The Captain also said local authorities are coordinating across the county and state lines to figure out where the drones are coming from by studying the flight paths.

“We want to know, at around 10 o’clock, when we start to lose visuals of these, which direction are they homing? Which way are they heading?” Captain Yowell said. “We hope that’s how we can contact somebody on the ground.” 

Residents are being warned to not shoot at the unidentified flying objects, as shooting anything out of the sky, to include “creepy” drones, is a federal offense.  It’s been determined that the drones are appearing to stay at least 150 feet away from buildings and people.

Last May, the US Department of Homeland Security warned people that China was possibly using drone technology to steal information from users.  The objects of concern were sold on Amazon and aimed towards children. 

The government feared the information would be shared on severs accessible by the manufacturer as well as third parties.

The DHS Cybersecurity and Infrastructure Security Agency sent alerts to the public about a “potential risk to an organization’s information.”  The agency feared that the products may “contain components that can compromise your data and share your information on a server accessed beyond the company itself.”

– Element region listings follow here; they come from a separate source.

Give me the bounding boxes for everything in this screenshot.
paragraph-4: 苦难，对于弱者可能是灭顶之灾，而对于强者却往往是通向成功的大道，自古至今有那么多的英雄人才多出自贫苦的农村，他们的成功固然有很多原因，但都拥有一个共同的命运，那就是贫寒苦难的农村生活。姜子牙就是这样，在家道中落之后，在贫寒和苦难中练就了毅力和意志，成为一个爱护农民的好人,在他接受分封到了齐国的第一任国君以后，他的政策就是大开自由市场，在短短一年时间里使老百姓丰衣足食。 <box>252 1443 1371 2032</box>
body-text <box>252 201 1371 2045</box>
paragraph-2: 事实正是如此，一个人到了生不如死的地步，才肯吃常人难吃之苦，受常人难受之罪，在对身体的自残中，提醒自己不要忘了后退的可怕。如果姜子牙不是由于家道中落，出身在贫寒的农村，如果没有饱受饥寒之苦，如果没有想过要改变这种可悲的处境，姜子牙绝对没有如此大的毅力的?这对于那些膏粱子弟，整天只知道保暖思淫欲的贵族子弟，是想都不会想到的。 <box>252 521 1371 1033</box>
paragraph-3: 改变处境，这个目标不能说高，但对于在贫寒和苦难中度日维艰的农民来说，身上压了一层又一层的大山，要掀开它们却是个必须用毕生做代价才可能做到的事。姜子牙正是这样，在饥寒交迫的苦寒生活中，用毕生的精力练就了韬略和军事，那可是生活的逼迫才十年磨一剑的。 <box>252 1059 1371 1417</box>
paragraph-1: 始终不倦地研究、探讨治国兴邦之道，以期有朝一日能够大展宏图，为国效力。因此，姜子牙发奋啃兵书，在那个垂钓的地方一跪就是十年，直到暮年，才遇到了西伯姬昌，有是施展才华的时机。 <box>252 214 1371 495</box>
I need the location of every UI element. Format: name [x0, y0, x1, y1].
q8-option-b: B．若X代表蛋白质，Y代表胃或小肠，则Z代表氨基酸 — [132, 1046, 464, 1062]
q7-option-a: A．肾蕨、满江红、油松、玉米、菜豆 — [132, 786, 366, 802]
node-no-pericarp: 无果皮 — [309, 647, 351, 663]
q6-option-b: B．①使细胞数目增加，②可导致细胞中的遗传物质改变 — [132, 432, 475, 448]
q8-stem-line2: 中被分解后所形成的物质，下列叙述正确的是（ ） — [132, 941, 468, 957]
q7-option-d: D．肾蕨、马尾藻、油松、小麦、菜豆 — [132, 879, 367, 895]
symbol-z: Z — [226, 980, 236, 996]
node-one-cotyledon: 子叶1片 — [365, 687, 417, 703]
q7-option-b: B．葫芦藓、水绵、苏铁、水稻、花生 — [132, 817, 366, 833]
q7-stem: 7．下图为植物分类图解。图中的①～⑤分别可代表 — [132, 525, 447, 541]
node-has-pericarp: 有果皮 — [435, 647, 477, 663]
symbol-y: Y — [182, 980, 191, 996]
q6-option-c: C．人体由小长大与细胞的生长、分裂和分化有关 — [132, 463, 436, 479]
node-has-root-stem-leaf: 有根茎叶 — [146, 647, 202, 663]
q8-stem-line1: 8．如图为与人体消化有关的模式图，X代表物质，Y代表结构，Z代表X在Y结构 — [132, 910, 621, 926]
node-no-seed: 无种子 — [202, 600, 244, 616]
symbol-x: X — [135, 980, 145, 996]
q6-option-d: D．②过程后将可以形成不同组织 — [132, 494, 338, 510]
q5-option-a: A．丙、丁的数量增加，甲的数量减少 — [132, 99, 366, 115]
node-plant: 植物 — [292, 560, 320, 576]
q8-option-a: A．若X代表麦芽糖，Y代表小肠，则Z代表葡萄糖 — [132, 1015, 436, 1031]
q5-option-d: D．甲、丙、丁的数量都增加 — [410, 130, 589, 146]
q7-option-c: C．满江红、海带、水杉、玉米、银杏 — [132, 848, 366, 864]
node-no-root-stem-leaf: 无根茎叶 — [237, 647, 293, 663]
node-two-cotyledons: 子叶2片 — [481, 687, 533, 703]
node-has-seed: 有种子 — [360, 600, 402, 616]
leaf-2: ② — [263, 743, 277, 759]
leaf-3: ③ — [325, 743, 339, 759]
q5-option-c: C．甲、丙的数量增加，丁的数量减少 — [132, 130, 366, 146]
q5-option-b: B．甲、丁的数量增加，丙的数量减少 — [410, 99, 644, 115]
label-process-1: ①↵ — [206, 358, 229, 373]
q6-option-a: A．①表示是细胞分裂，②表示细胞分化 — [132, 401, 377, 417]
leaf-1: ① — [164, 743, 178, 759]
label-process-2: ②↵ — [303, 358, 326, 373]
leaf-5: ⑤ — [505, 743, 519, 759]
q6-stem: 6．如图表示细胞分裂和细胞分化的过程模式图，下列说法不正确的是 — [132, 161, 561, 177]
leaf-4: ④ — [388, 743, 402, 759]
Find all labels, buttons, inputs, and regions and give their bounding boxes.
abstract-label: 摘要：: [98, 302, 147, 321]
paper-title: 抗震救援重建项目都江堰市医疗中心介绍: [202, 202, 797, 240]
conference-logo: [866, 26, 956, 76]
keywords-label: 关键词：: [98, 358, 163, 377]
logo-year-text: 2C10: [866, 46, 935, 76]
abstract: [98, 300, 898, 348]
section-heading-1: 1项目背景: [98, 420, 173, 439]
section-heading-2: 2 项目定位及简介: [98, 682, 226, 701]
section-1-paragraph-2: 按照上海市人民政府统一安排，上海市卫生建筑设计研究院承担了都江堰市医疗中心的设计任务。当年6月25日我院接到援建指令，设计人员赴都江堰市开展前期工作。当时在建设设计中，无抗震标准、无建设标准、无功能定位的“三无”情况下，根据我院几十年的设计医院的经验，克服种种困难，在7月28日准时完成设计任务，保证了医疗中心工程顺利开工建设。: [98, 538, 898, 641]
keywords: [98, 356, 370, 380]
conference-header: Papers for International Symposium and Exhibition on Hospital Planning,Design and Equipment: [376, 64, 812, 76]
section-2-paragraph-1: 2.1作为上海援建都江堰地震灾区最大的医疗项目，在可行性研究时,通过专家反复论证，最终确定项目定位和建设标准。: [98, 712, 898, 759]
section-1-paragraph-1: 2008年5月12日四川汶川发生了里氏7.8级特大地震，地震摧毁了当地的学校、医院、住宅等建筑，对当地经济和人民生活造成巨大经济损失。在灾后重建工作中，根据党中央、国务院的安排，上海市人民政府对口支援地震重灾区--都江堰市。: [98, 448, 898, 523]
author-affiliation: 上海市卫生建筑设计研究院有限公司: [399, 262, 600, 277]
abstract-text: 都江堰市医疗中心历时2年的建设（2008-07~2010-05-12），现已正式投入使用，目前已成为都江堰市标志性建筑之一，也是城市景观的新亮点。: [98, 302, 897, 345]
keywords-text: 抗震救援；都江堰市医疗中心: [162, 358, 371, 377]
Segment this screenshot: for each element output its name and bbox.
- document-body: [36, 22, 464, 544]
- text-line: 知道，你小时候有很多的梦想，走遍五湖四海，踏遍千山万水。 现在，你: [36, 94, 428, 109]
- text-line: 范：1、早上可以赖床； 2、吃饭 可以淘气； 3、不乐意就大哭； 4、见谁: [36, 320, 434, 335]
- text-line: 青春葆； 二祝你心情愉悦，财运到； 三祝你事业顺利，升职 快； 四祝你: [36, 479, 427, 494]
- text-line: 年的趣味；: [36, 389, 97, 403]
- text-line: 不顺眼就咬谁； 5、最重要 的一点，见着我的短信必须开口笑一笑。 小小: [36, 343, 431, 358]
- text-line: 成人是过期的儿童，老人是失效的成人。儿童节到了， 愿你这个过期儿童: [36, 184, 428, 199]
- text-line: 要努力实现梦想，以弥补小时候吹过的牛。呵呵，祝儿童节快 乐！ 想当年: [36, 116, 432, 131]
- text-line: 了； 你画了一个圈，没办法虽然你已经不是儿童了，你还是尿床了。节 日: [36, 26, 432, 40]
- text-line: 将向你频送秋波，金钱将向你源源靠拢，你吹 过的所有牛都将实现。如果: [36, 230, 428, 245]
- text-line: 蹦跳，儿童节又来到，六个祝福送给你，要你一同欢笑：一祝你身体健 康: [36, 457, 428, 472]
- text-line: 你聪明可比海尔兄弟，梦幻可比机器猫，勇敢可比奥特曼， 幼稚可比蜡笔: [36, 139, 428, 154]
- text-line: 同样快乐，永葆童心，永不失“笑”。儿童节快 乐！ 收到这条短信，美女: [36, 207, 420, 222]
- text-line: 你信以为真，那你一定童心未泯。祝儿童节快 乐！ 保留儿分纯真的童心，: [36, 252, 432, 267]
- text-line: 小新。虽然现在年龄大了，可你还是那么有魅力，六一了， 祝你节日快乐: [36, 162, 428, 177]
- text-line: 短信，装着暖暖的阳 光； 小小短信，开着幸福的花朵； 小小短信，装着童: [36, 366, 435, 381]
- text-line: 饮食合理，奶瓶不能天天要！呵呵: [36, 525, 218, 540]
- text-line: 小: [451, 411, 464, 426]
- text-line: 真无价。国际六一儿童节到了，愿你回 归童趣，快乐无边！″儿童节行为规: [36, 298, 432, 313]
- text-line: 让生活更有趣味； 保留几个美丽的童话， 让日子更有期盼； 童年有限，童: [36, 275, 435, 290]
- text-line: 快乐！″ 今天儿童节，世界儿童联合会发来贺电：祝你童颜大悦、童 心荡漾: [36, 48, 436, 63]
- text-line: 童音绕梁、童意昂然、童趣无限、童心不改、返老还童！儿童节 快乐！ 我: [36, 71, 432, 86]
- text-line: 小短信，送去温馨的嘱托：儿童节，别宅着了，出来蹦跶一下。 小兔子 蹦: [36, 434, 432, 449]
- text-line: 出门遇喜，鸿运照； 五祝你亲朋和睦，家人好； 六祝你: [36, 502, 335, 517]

While no specific manufacturers were named in the warnings, 75-80% of drones sold in the US and Canada are from a company headquartered in Shenzhen, China.

Another alert from DHS stated:

“The United States government has strong concerns about any technology product that takes American data into the territory of an authoritarian state that permits its intelligence services to have unfettered access to that data or otherwise abuses that access.

Those concerns apply with equal force to certain Chinese-made (unmanned aircraft systems)-connected devices capable of collecting and transferring potentially revealing data about their operations and the individuals and entities operating them, as China imposes unusually stringent obligations on its citizens to support national intelligence activities.”

The US Army and Immigration and Customs Enforcement (ICE) both issued similar warnings in 2017.

In May of last year after DHS issued their concerns and warnings, President Trump signed an executive order effectively banned US firms from using telecommunications equipment made by the Chinese company Huawei, due to security and spying concerns.